Copper’s chairman, Claire Gordon, reflects on the findings of our recent report on attitudes to infrastructure in Great Britain.
The public’s published views on infrastructure are largely restricted to those relating to the impacts of specific projects, in particular how the construction of projects affects communities and individuals. This naturally serves to perpetuate publicity for infrastructure about people’s negative perceptions. Yet the broader picture is that people want new infrastructure and there is much enthusiasm for it.
Our report, launched in December 2015, ‘Independent survey of attitudes to infrastructure in Great Britain’, shows there is overwhelming support for investment in infrastructure. Over 87% want investment in energy, housing, transport, waste management and flood defences, with 42% seeing this as being a priority to boost the economy. But, the report also reveals that only 6% believe there is a “very well co-ordinated” infrastructure plan. People are calling for more leadership and engagement to understand how decisions are made and how they can be part of the process.
There has never been a clearer case for improving communications in this sector. Communicating a clear, co-ordinated national need case for infrastructure and engaging us, the public, earlier in the planning process would significantly enhance our understanding of each project and its wider benefits.
In turn, this would create an environment of greater acceptance and positivity around the engineering challenges we face to maintain and develop our country’s infrastructure. A growing surge of public support would encourage efficient consents and provide more certainty around investment and delivery. Importantly, it would also allow sufficient space to spend time with people who may be genuinely affected by new infrastructure, enabling communities and project teams to co-design more meaningful mitigation.
What’s happening now?
In the context of the National Infrastructure Plan (NIP), the current scenario is that those consulting with stakeholders on a major project are required each time, at great expense, to communicate a national story and broader need case, from each client’s perspective. Logic concludes that this is happening now across the country in the context of many different Nationally Significant Infrastructure Projects (NSIPs). And the story is being told differently each time. This is inefficient and means that the consultation and engagement phase of planning is taking longer and costing more than it should. It is also causing uncertainty and a lack of public and stakeholder trust, which can affect investment decisions.

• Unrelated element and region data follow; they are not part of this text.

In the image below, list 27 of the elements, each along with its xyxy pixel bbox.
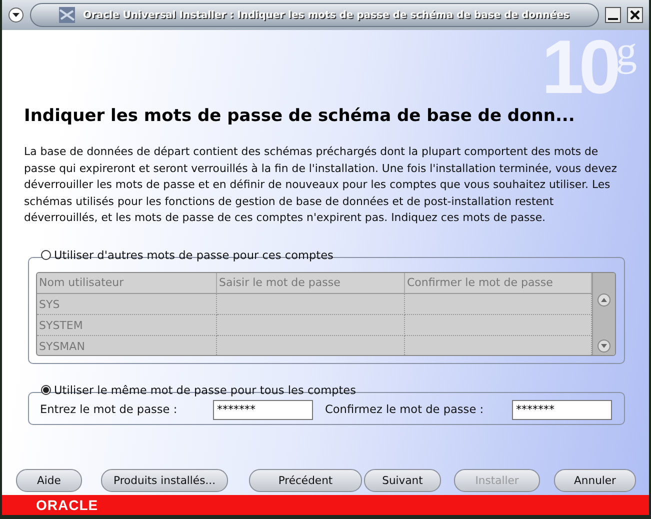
close-icon[interactable] [627,7,643,23]
table-cell: SYSMAN [37,336,217,354]
app-icon [59,7,75,23]
option-label: Utiliser le même mot de passe pour tous les comptes [54,384,356,396]
field-label: Confirmez le mot de passe : [325,403,485,416]
dialog-button[interactable]: Aide [16,469,82,492]
minimize-icon[interactable] [605,7,621,23]
dialog-button[interactable]: Annuler [554,469,636,492]
table-cell: SYS [37,294,217,314]
menu-icon[interactable] [8,7,24,23]
page-heading: Indiquer les mots de passe de schéma de base de donn... [24,106,576,126]
window-title: Oracle Universal Installer : Indiquer les mots de passe de schéma de base de données [83,10,570,20]
brand-logo: ORACLE [36,497,98,513]
column-header: Nom utilisateur [37,272,217,294]
radio-button[interactable] [41,385,51,395]
column-header: Saisir le mot de passe [217,272,405,294]
password-field[interactable]: ******* [512,400,612,420]
dialog-button[interactable]: Précédent [249,469,362,492]
description-text: La base de données de départ contient des schémas préchargés dont la plupart comportent des mots de passe qui expireront et seront verrouillés à la fin de l'installation. Une fois l'installation terminée, vous devez déverrouiller les mots de passe et en définir de nouveaux pour les comptes que vous souhaitez utiliser. Les schémas utilisés pour les fonctions de gestion de base de données et de post-installation restent déverrouillés, et les mots de passe de ces comptes n'expirent pas. Indiquez ces mots de passe. [24,144,618,226]
option-label: Utiliser d'autres mots de passe pour ces comptes [54,248,334,262]
dialog-button[interactable]: Produits installés... [101,469,228,492]
radio-button[interactable] [41,250,51,260]
dialog-button[interactable]: Suivant [364,469,441,492]
table-cell: SYSTEM [37,314,217,336]
password-field[interactable]: ******* [213,400,313,420]
field-label: Entrez le mot de passe : [40,403,178,416]
column-header: Confirmer le mot de passe [405,272,592,294]
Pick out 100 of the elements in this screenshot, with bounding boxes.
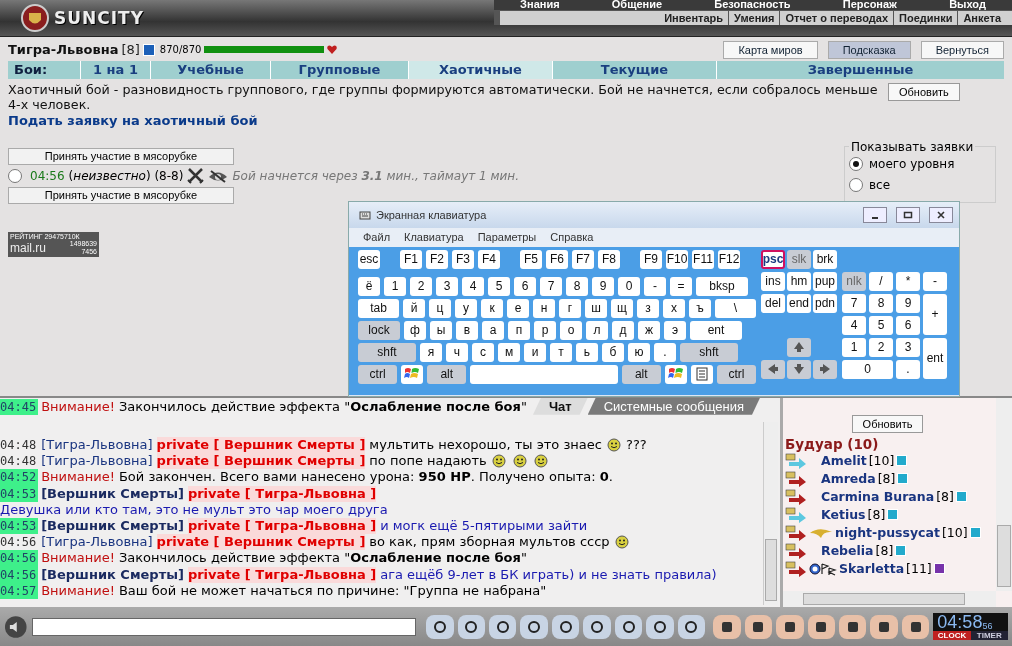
message-time[interactable]: 04:53 [0,518,39,535]
keyboard-key[interactable]: slk [787,249,811,269]
user-name[interactable]: Carmina Burana [821,489,935,505]
user-name[interactable]: Ketius [821,507,866,523]
keyboard-key[interactable]: psc [761,249,785,269]
keyboard-key[interactable]: п [508,320,530,340]
keyboard-key[interactable]: ъ [689,298,711,318]
keyboard-key[interactable]: 0 [842,359,893,379]
menu-link[interactable]: Знания [520,0,560,10]
menu-link[interactable]: Общение [611,0,663,10]
refresh-button[interactable]: Обновить [888,82,960,101]
close-button[interactable] [929,206,953,223]
keyboard-key[interactable]: = [670,276,692,296]
message-time[interactable]: 04:56 [0,534,39,551]
user-name[interactable]: Skarletta [839,561,905,577]
menu-link[interactable]: Персонаж [842,0,897,10]
fight-tab[interactable]: Хаотичные [408,60,552,79]
keyboard-key[interactable]: а [482,320,504,340]
keyboard-key[interactable]: alt [621,364,661,384]
apply-link[interactable]: Подать заявку на хаотичный бой [8,112,1004,128]
radio-button[interactable] [8,168,22,183]
keyboard-key[interactable]: 4 [842,315,866,335]
windows-key[interactable] [664,364,687,384]
keyboard-key[interactable]: \ [715,298,756,318]
minimize-button[interactable] [863,206,887,223]
keyboard-key[interactable]: F3 [452,249,474,269]
fight-tab[interactable]: Учебные [150,60,270,79]
menu-key[interactable] [690,364,713,384]
keyboard-key[interactable]: и [524,342,546,362]
arrow-icon[interactable] [785,470,807,487]
keyboard-key[interactable]: F4 [478,249,500,269]
keyboard-key[interactable]: й [403,298,425,318]
keyboard-key[interactable]: е [507,298,529,318]
keyboard-key[interactable]: ctrl [358,364,398,384]
keyboard-key[interactable]: bksp [696,276,748,296]
keyboard-key[interactable]: F11 [692,249,714,269]
chat-input-field[interactable] [31,617,417,636]
menu-link[interactable]: Инвентарь [659,11,729,25]
refresh-button[interactable]: Обновить [851,414,924,433]
clock-tab[interactable]: CLOCK [933,631,971,641]
keyboard-key[interactable]: shft [358,342,416,362]
menu-item[interactable]: Клавиатура [404,231,464,244]
keyboard-key[interactable]: м [498,342,520,362]
keyboard-key[interactable]: ш [585,298,607,318]
keyboard-key[interactable]: 6 [514,276,536,296]
menu-item[interactable]: Параметры [477,231,537,244]
arrow-key[interactable] [787,337,811,357]
private-recipient[interactable]: private [ Вершник Смерты ] [156,453,366,470]
radio-button[interactable] [849,157,863,172]
keyboard-key[interactable]: ent [690,320,742,340]
keyboard-key[interactable]: ins [761,271,785,291]
maximize-button[interactable] [896,206,920,223]
keyboard-key[interactable]: э [664,320,686,340]
keyboard-key[interactable]: д [612,320,634,340]
nav-button[interactable]: Подсказка [827,40,911,59]
scrollbar[interactable] [783,591,996,608]
scrollbar[interactable] [996,397,1012,592]
chat-tab[interactable]: Системные сообщения [587,397,760,415]
arrow-icon[interactable] [785,542,807,559]
keyboard-key[interactable]: alt [427,364,467,384]
keyboard-key[interactable]: 3 [896,337,920,357]
fight-tab[interactable]: Текущие [552,60,716,79]
keyboard-key[interactable]: к [481,298,503,318]
arrow-key[interactable] [787,359,811,379]
user-name[interactable]: Amelit [821,453,867,469]
keyboard-key[interactable]: л [586,320,608,340]
keyboard-key[interactable]: 6 [896,315,920,335]
sender-name[interactable]: [Тигра-Львовна] [41,453,153,470]
keyboard-key[interactable]: 3 [436,276,458,296]
menu-link[interactable]: Безопасность [714,0,791,10]
keyboard-key[interactable]: 4 [462,276,484,296]
keyboard-key[interactable]: 5 [488,276,510,296]
sender-name[interactable]: [Вершник Смерты] [41,518,184,535]
speaker-icon[interactable] [4,614,28,639]
keyboard-key[interactable]: lock [358,320,400,340]
keyboard-key[interactable]: F6 [546,249,568,269]
keyboard-key[interactable]: 9 [896,293,920,313]
fight-tab[interactable]: 1 на 1 [80,60,150,79]
arrow-icon[interactable] [785,488,807,505]
private-recipient[interactable]: private [ Тигра-Львовна ] [187,485,377,502]
chat-tab[interactable]: Чат [532,397,588,415]
message-time[interactable]: 04:48 [0,453,39,470]
keyboard-key[interactable]: hm [787,271,811,291]
keyboard-key[interactable]: F1 [400,249,422,269]
keyboard-key[interactable]: ent [923,337,947,379]
keyboard-key[interactable]: esc [358,249,380,269]
keyboard-key[interactable]: ф [404,320,426,340]
private-recipient[interactable]: private [ Тигра-Львовна ] [187,566,377,583]
menu-item[interactable]: Справка [550,231,594,244]
user-name[interactable]: Amreda [821,471,876,487]
keyboard-key[interactable]: F12 [718,249,740,269]
keyboard-key[interactable]: ц [429,298,451,318]
keyboard-key[interactable]: F7 [572,249,594,269]
arrow-icon[interactable] [785,524,807,541]
keyboard-key[interactable]: ч [446,342,468,362]
message-time[interactable]: 04:45 [0,398,39,415]
private-recipient[interactable]: private [ Вершник Смерты ] [156,437,366,454]
keyboard-key[interactable]: ctrl [716,364,757,384]
keyboard-key[interactable]: ы [430,320,452,340]
keyboard-key[interactable]: - [923,271,947,291]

Lord Adonis provided the foreword for our report and commented. “One of the major challenges that infrastructure providers continue to face in the UK is public acceptability and understanding of the need for investment in infrastructure. The case for specific infrastructure investments can often divide public opinion. Attempts to articulate the need and benefits are generally left to individual projects or promoters to argue.” (Foreword, ‘Independent survey of attitudes to infrastructure in Great Britain’, Copper Consultancy with Icaro in partnership with Peter Brett Associates, 2015)
How should we explain infrastructure?
The National Infrastructure Plan (NIP) could do with a supplementary guide, which is a clear, co-ordinated and accessible story. Currently the NIP reads more like a list of projects and is difficult to navigate in terms of needs, priorities and outcomes. The story might only require three chapters:
- Chapter 1: the national need case – what Britain needs by when, why and how the country will benefit
- Chapter 2: the sector – what is each sector doing in the context of the national plan
- Chapter 3: the projects – the consent and permission process, how people can get involved and a broad template around engaging with communities
The principles of wider project benefits should also be referenced. Developers do not always share these from the outset which can lead communities to dwell on the negatives of construction and fear the worst. The reality is that there is often much to celebrate around projects such as a new train station, an innovative housing development and a cleaner river.
Developers, therefore, should be encouraged to discuss project benefits, mitigation and community gain ideas with host communities during the planning phase. There are many reasons why historically this has not been encouraged, yet the fact is people want to know what is in it for them. In our work we find that hosting infrastructure rarely features on a community’s wish-list, but as a project unfolds, opinion can change dramatically for the better.
Lord Adonis said: “We need to broaden out this debate and establish a compelling case within the minds of the public of the need for and benefits of infrastructure investment.”(Foreword, ‘Independent survey of attitudes to infrastructure in Great Britain’, Copper Consultancy with Icaro in partnership with Peter Brett Associates, 2015)
Throughout the study people were very clear as to their priorities and there are four clear actions arising for Government and industry:
- Develop a positive narrative to help build public trust and confidence
- Demonstrate a strategic approach to infrastructure planning
- Engage with people on the national need case and wider benefits of major projects
- Provide greater leadership, locally and nationally
The British public is keen and willing to press on.